Genauso ist überliefert worden, dass Fasten ein Mittel zur Gesundheit ist. Es ist überliefert, dass der Prophet (Allāhs Segen und Frieden seien auf ihm) sagte: „Faste und du wirst gesund sein.“ (s. Ahmad, von Abū Huraira)

Liebende haben keine größere Freude als alleine zu sein und ihren Geliebten anzuflehen. Das ist ein Heilmittel für ihre Herzen und das Größte, was sie sich ersehnen können.
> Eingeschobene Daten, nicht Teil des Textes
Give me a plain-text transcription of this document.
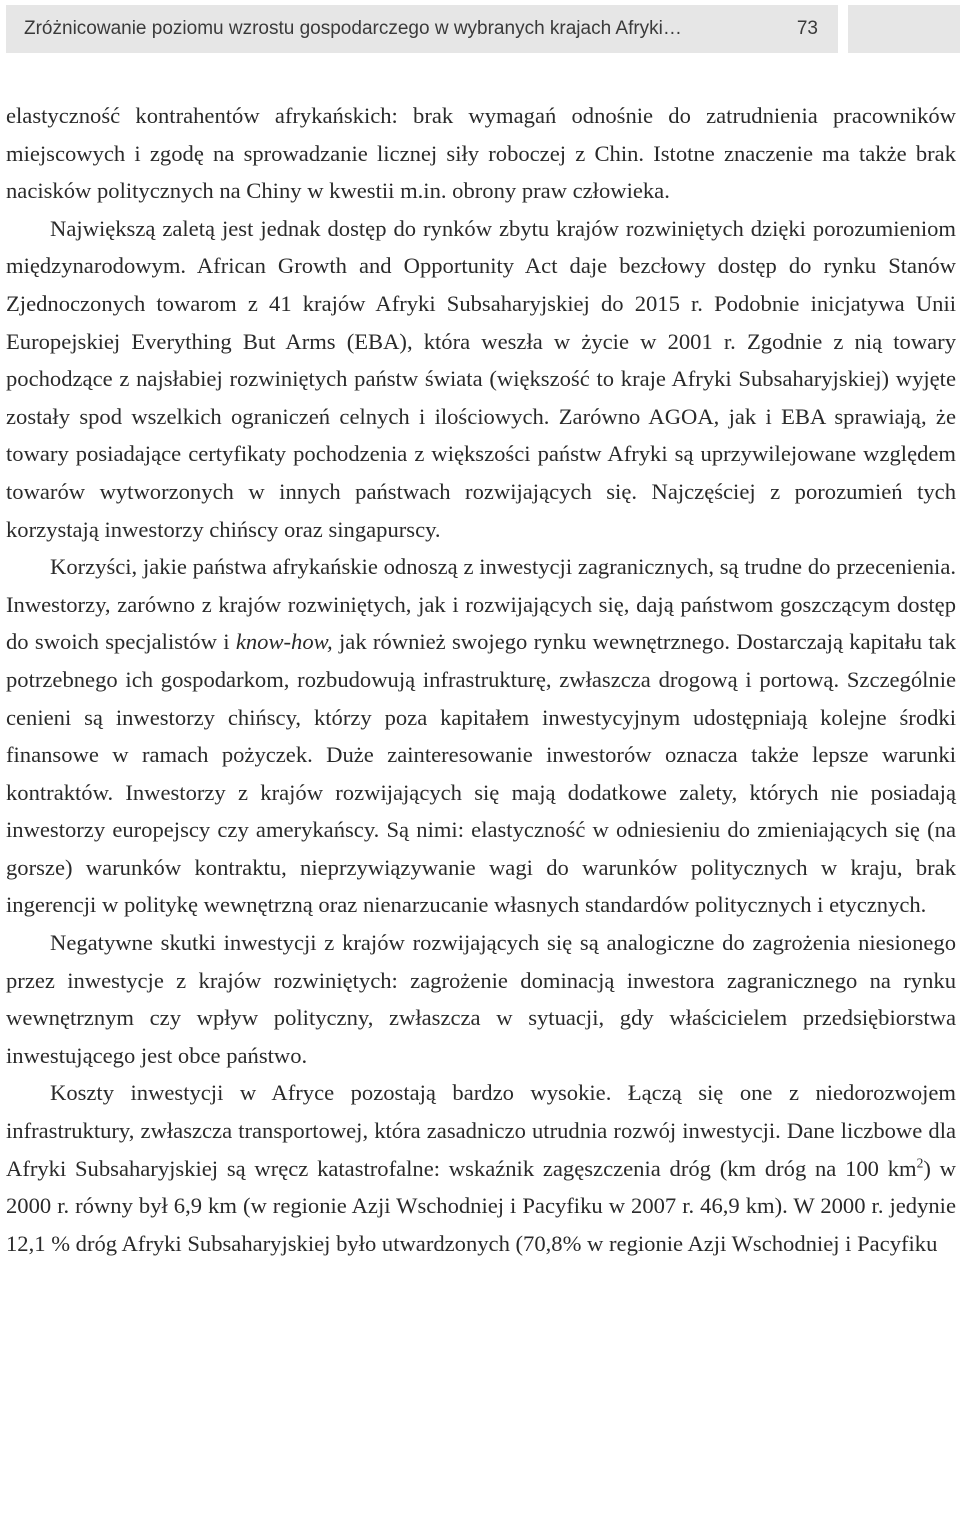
Zróżnicowanie poziomu wzrostu gospodarczego w wybranych krajach Afryki…	73

elastyczność kontrahentów afrykańskich: brak wymagań odnośnie do zatrudnienia pracowników miejscowych i zgodę na sprowadzanie licznej siły roboczej z Chin. Istotne znaczenie ma także brak nacisków politycznych na Chiny w kwestii m.in. obrony praw człowieka.

Największą zaletą jest jednak dostęp do rynków zbytu krajów rozwiniętych dzięki porozumieniom międzynarodowym. African Growth and Opportunity Act daje bezcłowy dostęp do rynku Stanów Zjednoczonych towarom z 41 krajów Afryki Subsaharyjskiej do 2015 r. Podobnie inicjatywa Unii Europejskiej Everything But Arms (EBA), która weszła w życie w 2001 r. Zgodnie z nią towary pochodzące z najsłabiej rozwiniętych państw świata (większość to kraje Afryki Subsaharyjskiej) wyjęte zostały spod wszelkich ograniczeń celnych i ilościowych. Zarówno AGOA, jak i EBA sprawiają, że towary posiadające certyfikaty pochodzenia z większości państw Afryki są uprzywilejowane względem towarów wytworzonych w innych państwach rozwijających się. Najczęściej z porozumień tych korzystają inwestorzy chińscy oraz singapurscy.

Korzyści, jakie państwa afrykańskie odnoszą z inwestycji zagranicznych, są trudne do przecenienia. Inwestorzy, zarówno z krajów rozwiniętych, jak i rozwijających się, dają państwom goszczącym dostęp do swoich specjalistów i know-how, jak również swojego rynku wewnętrznego. Dostarczają kapitału tak potrzebnego ich gospodarkom, rozbudowują infrastrukturę, zwłaszcza drogową i portową. Szczególnie cenieni są inwestorzy chińscy, którzy poza kapitałem inwestycyjnym udostępniają kolejne środki finansowe w ramach pożyczek. Duże zainteresowanie inwestorów oznacza także lepsze warunki kontraktów. Inwestorzy z krajów rozwijających się mają dodatkowe zalety, których nie posiadają inwestorzy europejscy czy amerykańscy. Są nimi: elastyczność w odniesieniu do zmieniających się (na gorsze) warunków kontraktu, nieprzywiązywanie wagi do warunków politycznych w kraju, brak ingerencji w politykę wewnętrzną oraz nienarzucanie własnych standardów politycznych i etycznych.

Negatywne skutki inwestycji z krajów rozwijających się są analogiczne do zagrożenia niesionego przez inwestycje z krajów rozwiniętych: zagrożenie dominacją inwestora zagranicznego na rynku wewnętrznym czy wpływ polityczny, zwłaszcza w sytuacji, gdy właścicielem przedsiębiorstwa inwestującego jest obce państwo.

Koszty inwestycji w Afryce pozostają bardzo wysokie. Łączą się one z niedorozwojem infrastruktury, zwłaszcza transportowej, która zasadniczo utrudnia rozwój inwestycji. Dane liczbowe dla Afryki Subsaharyjskiej są wręcz katastrofalne: wskaźnik zagęszczenia dróg (km dróg na 100 $km^2$) w 2000 r. równy był 6,9 km (w regionie Azji Wschodniej i Pacyfiku w 2007 r. 46,9 km). W 2000 r. jedynie 12,1 % dróg Afryki Subsaharyjskiej było utwardzonych (70,8% w regionie Azji Wschodniej i Pacyfiku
Deswegen pflegte Abu Sulayman al-Darani zu sagen: „Die Leute der Nacht finden mehr Freude als die Leute der Ablenkung (Lahū) in ihren Freuden. Wäre nicht die Nacht, würde ich nicht mehr am Leben bleiben wollen.“

 

Der Tag von ʿĀšūrāʾ: Der Zehnte des Muḥarram
In Buḫārī und Muslim wird von Ibn Abbas (Möge Allāh mit ihm und seinem Vater zufrieden sein) erwähnt, dass er über das Fasten am Tag von ʿAšūrāʾ (den zehnten Tag des Muḥarram) gefragt wurde. Er sagte: „Ich sah den Gesandten Allāhs (Allāhs Segen und Frieden seien auf ihm) nicht einen Tag fasten und dabei so begeistert die Vorzüge suchen als an diesem Tag.“ Und meinte dabei den Tag von ‘Ašūrāʾ. (s. Buḫārī (2006) und Muslim (1132))

Der Tag von ‘Ašūrāʾ hat gewaltige Vorzüge und unbeschreibliche Heiligkeit (Hurma). Der Vorzug des Fastens war unter den Propheten bekannt (Friede sei auf allen). Sowohl der Prophet Nūḥ als auch Mūsā (Friede sei auf beiden) fasteten an diesem Tag.

Der Prophet (Allāh segne ihn und schenke ihm Frieden) fastete diesen Tag sogar in Mekka, obwohl er damals andere noch nicht dazu aufforderte, wie in und Muslim erwähnt wird.
(s. Buḫārī (2002) und Muslim (1125))

Als er nach Medina auswanderte und die Leute des Buches diesen Tag fasten und verehren sah, befahl er den Muslimen an diesem zu fasten, und animierte sie so sehr, dass sogar Kinder fasteten.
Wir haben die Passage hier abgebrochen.